We hold, therefore, that application of the principle stated in Reynolds, supra, and of the clear intent of the legislature in OCGA § 33-34-5 (a) (1) requires the conclusion that the coverage of the policy issued by State Farm should have been utilized so as to be most beneficial to the insured and the beneficiaries. In this case, that allocation was as the trial court directed.

2. The second issue raised in State Farm's appeal is the award of prejudgment interest. State Farm claims that the award is inappropriate because both liability and damages were contested. That contention is controlled adversely to State Farm by this court's opinion in Intl. Indem. Co. v. Terrell, 178 Ga. App. 570 (2) (344 SE2d 239) (1986).

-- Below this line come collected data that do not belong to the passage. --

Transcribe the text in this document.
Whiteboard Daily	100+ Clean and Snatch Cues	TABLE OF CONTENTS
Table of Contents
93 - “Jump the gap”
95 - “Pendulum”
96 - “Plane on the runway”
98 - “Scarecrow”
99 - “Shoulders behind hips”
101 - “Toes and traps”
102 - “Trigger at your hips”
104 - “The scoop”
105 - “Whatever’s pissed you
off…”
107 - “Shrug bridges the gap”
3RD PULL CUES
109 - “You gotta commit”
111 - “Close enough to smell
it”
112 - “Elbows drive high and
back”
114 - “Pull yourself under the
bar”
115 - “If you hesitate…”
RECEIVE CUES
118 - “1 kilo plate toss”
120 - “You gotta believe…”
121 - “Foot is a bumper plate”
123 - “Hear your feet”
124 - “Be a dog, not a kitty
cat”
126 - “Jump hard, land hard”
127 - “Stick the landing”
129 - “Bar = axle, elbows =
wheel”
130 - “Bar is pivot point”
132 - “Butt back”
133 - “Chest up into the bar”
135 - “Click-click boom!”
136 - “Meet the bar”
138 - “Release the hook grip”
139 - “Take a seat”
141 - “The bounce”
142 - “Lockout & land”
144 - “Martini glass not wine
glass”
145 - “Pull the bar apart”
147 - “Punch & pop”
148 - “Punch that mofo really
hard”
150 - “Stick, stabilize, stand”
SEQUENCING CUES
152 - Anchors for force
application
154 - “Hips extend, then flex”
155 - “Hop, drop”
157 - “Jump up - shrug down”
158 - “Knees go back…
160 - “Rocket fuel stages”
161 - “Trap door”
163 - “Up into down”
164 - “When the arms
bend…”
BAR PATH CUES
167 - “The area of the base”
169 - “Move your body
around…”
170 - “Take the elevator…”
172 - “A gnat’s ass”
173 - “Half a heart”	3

Contrary to State Farm's argument, the fact that the survivor's benefits were payable monthly for one year did not make the trial court's award of interest incorrect: the trial court calculated the interest on the basis of monthly payments of that benefit. We find no error in the award of interest for any reason asserted by State Farm.

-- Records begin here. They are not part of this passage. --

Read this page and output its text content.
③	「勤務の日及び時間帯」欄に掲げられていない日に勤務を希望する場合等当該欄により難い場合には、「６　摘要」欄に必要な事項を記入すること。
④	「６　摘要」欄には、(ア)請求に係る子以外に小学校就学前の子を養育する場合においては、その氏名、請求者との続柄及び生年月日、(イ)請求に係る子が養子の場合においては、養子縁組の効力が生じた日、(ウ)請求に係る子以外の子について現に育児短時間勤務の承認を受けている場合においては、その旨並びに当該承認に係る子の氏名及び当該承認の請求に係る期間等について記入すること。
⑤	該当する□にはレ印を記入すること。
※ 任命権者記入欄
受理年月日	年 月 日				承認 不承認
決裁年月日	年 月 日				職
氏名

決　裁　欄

3. In her cross-appeal, Mrs. Acheson complains of the trial court's action in striking, without explanation, her claim for bad faith *220 penalties and attorney fees. We agree with her concerns and reverse.

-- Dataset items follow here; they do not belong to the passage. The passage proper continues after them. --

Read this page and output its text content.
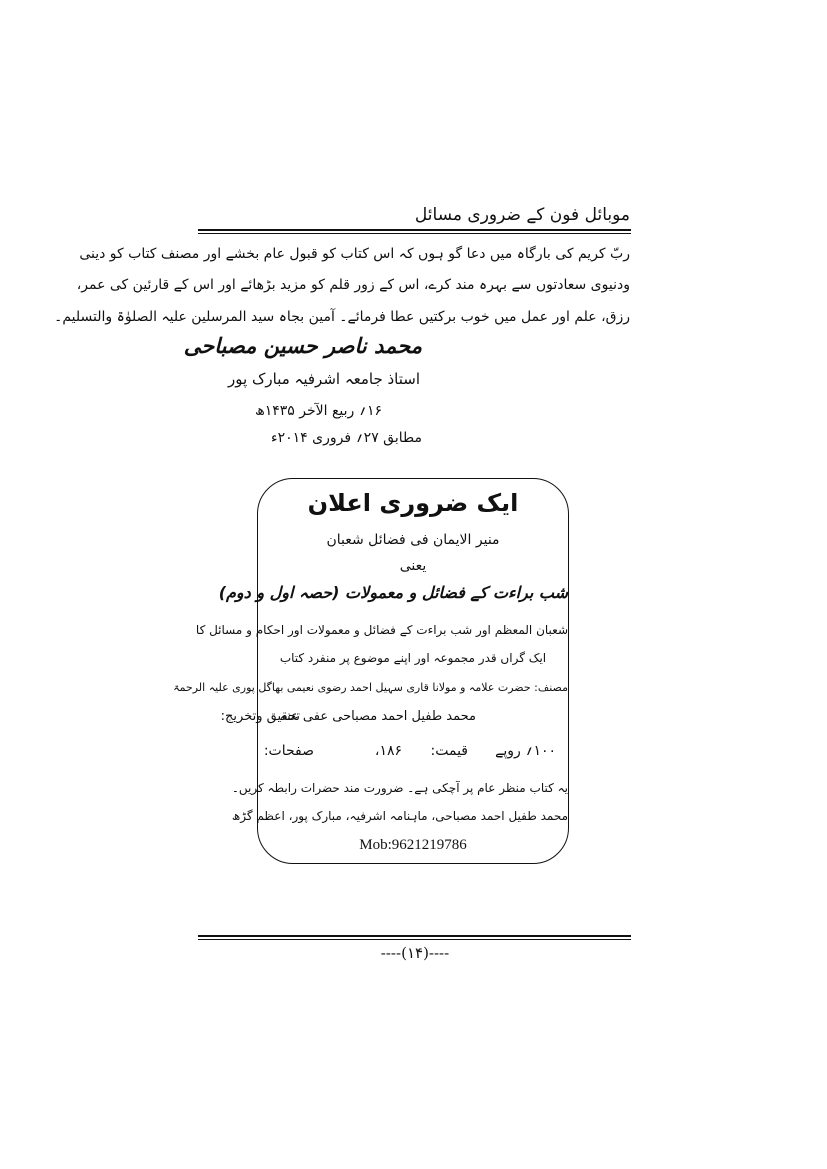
موبائل فون کے ضروری مسائل
ربّ کریم کی بارگاہ میں دعا گو ہوں کہ اس کتاب کو قبول عام بخشے اور مصنف کتاب کو دینی
ودنیوی سعادتوں سے بہرہ مند کرے، اس کے زور قلم کو مزید بڑھائے اور اس کے قارئین کی عمر،
رزق، علم اور عمل میں خوب برکتیں عطا فرمائے۔ آمین بجاہ سید المرسلین علیہ الصلوٰۃ والتسلیم۔
محمد ناصر حسین مصباحی
استاذ جامعہ اشرفیہ مبارک پور
۱۶؍ ربیع الآخر ۱۴۳۵ھ
مطابق ۲۷؍ فروری ۲۰۱۴ء
ایک ضروری اعلان
منیر الایمان فی فضائل شعبان
یعنی
شب براءت کے فضائل و معمولات (حصہ اول و دوم)
شعبان المعظم اور شب براءت کے فضائل و معمولات اور احکام و مسائل کا
ایک گراں قدر مجموعہ اور اپنے موضوع پر منفرد کتاب
مصنف: حضرت علامہ و مولانا قاری سہیل احمد رضوی نعیمی بھاگل پوری علیہ الرحمۃ
تحقیق وتخریج:
محمد طفیل احمد مصباحی عفی عنہ
صفحات:	۱۸۶، قیمت: ۱۰۰؍ روپے
یہ کتاب منظر عام پر آچکی ہے۔ ضرورت مند حضرات رابطہ کریں۔
محمد طفیل احمد مصباحی، ماہنامہ اشرفیہ، مبارک پور، اعظم گڑھ
Mob:9621219786
----(۱۴)----
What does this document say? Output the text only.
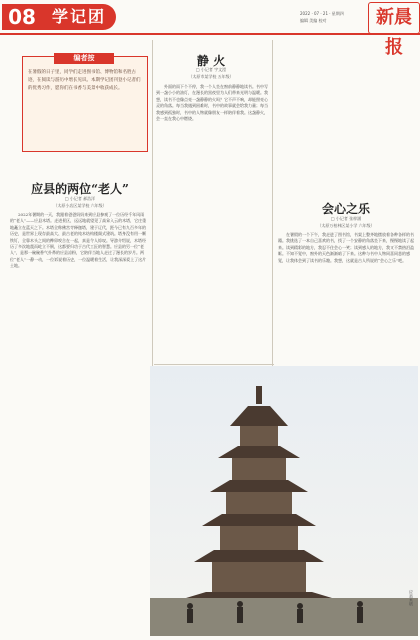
08	学记团	2022 · 07 · 21 · 星期四
编辑 美编 校对	新晨报
在暑假的日子里，同学们走进图书馆、博物馆和名胜古迹，在阅读与游历中增长见识。本期学记团刊登小记者们的优秀习作，愿你们在书香与美景中收获成长。
编者按
应县的两位“老人”
□ 小记者 郝浩洋
（太原小店区某学校 六年级）
2022年暑期的一天，我跟着爸爸妈妈来到应县参观了一位历经千年风雨的“老人”——应县木塔。走进景区，远远地就望见了高耸入云的木塔，它庄重地矗立在蓝天之下。木塔全称佛宫寺释迦塔，建于辽代，距今已有九百多年的历史，是世界上现存最高大、最古老的纯木结构楼阁式建筑。塔身没有用一颗铁钉，全靠木头之间的榫卯咬合在一起，真是令人惊叹。导游介绍说，木塔经历了多次地震而屹立不倒，这都要归功于古代工匠的智慧。应县的另一位“老人”，是那一碗碗香气扑鼻的应县凉粉，它陪伴当地人走过了漫长的岁月。两位“老人”一静一动，一位诉说着历史，一位温暖着生活，让我深深爱上了这片土地。
静 火
□ 小记者 宇文滢
（太原市某学校 五年级）
外面的雨下个不停，我一个人坐在窗前静静地读书。书中写到一盏小小的油灯，在漫长的黑夜里为人们带来光明与温暖。我想，读书不也像点亮一盏静静的火吗？它不声不响，却能照亮心灵的角落。每当我遇到困难时，书中的故事就会给我力量；每当我感到孤独时，书中的人物就像朋友一样陪伴着我。这盏静火，会一直在我心中燃烧。
会心之乐
□ 小记者 张梓涵
（太原万柏林区某小学 六年级）
在暑假的一个下午，我走进了图书馆，书架上整齐地摆放着各种各样的书籍。我挑选了一本自己喜欢的书，找了一个安静的角落坐下来，慢慢地读了起来。读到精彩的地方，我忍不住会心一笑；读到感人的地方，我又不禁热泪盈眶。不知不觉中，窗外的天色渐渐暗了下来。这种与书中人物同喜同悲的感觉，让我体会到了读书的乐趣。我想，这就是古人所说的“会心之乐”吧。
应县木塔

The question of the insurer's good faith or lack thereof is one of fact for the jury. Binns v. MARTA, 250 Ga. 847 (301 SE2d 877) (1983). While there are cases in which the issue can be decided as a matter of law, i.e., where there is no evidence of bad faith or where the evidence on the issue of liability is so close as to demand a finding of good faith (see Georgia Farm &c. Ins. Co. v. Matthews, 149 Ga. App. 350 (254 SE2d 413) (1979)), our review of the record does not support such a finding in this case. Accordingly, the portion of the trial court's order which struck Mrs. Acheson's claim for statutory bad faith penalties and attorney fees must be reversed.

Judgment affirmed in Case No. 73345; judgment reversed in Case No. 73453. Deen, P. J., and Beasley, J., concur.